Doc Searls and Katherine Druckman talk to Yiftach Shoolman of Redis Labs about Redis, Open Source licenses, company culture and more.
Katherine Druckman: Hey, Linux Journal readers, I am Katherine Druckman, joining you again for our awesome, cool podcast. As always, joining us is Doc Searls, our editor-in-chief. Our special guest this time is Yiftach Shoolman of Redis Labs. He is the CTO and co-founder, and he was kind enough to join us. We’ve talked a bit, in preparation for the podcast, about Redis Labs, but I wondered if you could just give us sort of an overview for the tiny fraction of the people listening that don’t know all about Redis Labs and Redis. If you could just give us a little brief intro, that’d be great.
Yiftach Shoolman: Thank you very much for hosting me, first. Redis is an extremely popular in-memory data structure database that’s used by many people as just a caching system, but many of them have shifted from just simple cache to a real database, even in the open source world. Just in terms of numbers, only on Docker Hub, Redis has been launched for almost 1.8 billion times, something like five million every day, so it’s extremely popular. It’s used everywhere. Redis Labs is the company behind the open source. When I say “behind the open source,” we sponsor, I would say, 99% of all the open source activities, if not 100%. We also have enterprise products, which is called Redis Enterprise.

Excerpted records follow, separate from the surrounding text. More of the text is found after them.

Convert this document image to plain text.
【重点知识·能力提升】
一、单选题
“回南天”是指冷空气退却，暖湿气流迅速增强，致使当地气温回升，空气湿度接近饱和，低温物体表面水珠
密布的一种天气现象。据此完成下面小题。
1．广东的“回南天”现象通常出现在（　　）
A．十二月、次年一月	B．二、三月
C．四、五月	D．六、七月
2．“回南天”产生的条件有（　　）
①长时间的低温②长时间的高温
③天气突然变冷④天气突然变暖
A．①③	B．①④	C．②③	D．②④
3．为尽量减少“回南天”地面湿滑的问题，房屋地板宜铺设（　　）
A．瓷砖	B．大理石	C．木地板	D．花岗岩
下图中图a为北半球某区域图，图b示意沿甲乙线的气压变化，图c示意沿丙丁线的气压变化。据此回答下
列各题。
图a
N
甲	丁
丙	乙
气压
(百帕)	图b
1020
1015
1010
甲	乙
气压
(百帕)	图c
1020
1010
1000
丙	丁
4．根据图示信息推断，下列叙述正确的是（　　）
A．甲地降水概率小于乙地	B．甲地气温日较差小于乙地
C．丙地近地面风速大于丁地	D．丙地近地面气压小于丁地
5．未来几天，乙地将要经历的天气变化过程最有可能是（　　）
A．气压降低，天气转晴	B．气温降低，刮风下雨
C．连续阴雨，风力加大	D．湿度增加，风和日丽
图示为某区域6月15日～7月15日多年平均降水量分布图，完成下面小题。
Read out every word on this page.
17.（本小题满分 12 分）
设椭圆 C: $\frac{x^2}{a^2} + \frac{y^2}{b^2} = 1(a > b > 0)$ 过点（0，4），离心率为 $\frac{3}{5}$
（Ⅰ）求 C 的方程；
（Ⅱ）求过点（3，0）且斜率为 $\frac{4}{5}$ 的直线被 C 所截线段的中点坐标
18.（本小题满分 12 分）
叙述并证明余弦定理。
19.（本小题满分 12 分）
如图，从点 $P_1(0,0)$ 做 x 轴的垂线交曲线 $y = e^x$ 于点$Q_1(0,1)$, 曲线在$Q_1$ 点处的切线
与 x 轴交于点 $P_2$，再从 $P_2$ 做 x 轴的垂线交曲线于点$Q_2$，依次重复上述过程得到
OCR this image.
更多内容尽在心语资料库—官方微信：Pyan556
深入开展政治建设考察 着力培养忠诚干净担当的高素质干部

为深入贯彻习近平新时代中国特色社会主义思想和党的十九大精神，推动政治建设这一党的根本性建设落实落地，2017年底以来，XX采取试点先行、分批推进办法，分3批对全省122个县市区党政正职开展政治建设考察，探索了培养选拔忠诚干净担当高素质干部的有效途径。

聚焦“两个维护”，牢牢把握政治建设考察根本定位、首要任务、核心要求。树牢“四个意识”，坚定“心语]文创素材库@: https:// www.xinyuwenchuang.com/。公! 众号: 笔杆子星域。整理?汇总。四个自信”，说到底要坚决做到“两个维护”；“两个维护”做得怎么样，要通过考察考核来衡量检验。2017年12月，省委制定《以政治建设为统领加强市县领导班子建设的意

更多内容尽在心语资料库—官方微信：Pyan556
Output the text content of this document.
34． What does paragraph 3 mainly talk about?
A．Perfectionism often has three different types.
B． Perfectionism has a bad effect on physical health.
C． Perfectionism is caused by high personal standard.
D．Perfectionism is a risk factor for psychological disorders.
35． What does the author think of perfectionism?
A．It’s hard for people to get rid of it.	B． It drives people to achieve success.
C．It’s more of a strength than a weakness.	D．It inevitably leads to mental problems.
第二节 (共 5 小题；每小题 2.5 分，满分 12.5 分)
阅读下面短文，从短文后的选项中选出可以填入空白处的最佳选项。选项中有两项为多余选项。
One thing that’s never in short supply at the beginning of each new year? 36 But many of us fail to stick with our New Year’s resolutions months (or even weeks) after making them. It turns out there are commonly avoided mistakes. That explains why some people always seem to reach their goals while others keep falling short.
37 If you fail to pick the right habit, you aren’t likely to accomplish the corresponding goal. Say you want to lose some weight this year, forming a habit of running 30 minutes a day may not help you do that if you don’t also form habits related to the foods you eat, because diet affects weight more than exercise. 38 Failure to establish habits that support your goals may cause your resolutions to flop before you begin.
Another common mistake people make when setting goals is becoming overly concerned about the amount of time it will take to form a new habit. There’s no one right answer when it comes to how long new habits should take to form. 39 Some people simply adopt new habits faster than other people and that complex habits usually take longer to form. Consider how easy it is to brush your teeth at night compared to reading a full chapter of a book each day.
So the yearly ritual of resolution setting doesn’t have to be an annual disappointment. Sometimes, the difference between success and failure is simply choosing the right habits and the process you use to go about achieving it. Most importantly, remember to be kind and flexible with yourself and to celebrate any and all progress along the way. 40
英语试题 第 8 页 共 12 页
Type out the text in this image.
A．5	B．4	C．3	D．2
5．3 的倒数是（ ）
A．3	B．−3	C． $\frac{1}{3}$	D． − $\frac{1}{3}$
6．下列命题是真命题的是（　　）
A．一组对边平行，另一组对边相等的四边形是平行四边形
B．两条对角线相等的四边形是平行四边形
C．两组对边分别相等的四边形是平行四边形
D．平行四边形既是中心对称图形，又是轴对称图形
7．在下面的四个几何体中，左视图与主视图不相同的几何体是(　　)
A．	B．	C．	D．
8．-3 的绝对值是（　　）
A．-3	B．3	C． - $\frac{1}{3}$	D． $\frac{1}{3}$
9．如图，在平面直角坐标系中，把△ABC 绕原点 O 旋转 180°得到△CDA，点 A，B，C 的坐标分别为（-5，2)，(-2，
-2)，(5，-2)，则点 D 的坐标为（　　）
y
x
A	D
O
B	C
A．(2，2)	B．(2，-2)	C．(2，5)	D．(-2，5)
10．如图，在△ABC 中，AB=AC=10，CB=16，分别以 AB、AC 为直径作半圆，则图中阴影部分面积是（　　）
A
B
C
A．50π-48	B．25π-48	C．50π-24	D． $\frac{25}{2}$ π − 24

It is available as a cloud service on all the public clouds, as well as a fully-managed Redis cloud service, as well as softwares that you can download and install everywhere. This is our story in general. The way we split between open source and commercial, which is today very tricky, is that we keep the Redis core as open-core BSD, by the way. On top of that, we added what we call enterprise layers that allows Redis to be deployed in an enterprise environment in the most scalable and highly available way. We have all the goodies that you need, including active-active, including data persistence layer, etc., all the boring stuff that the enterprise needs, in addition to that, a lot of security features. In addition to that, we extended Redis with what we call modules. Some of them were initially open source, and then we changed the license. This is probably the reason that you called me.
Katherine Druckman: Right. That was in the news, certainly.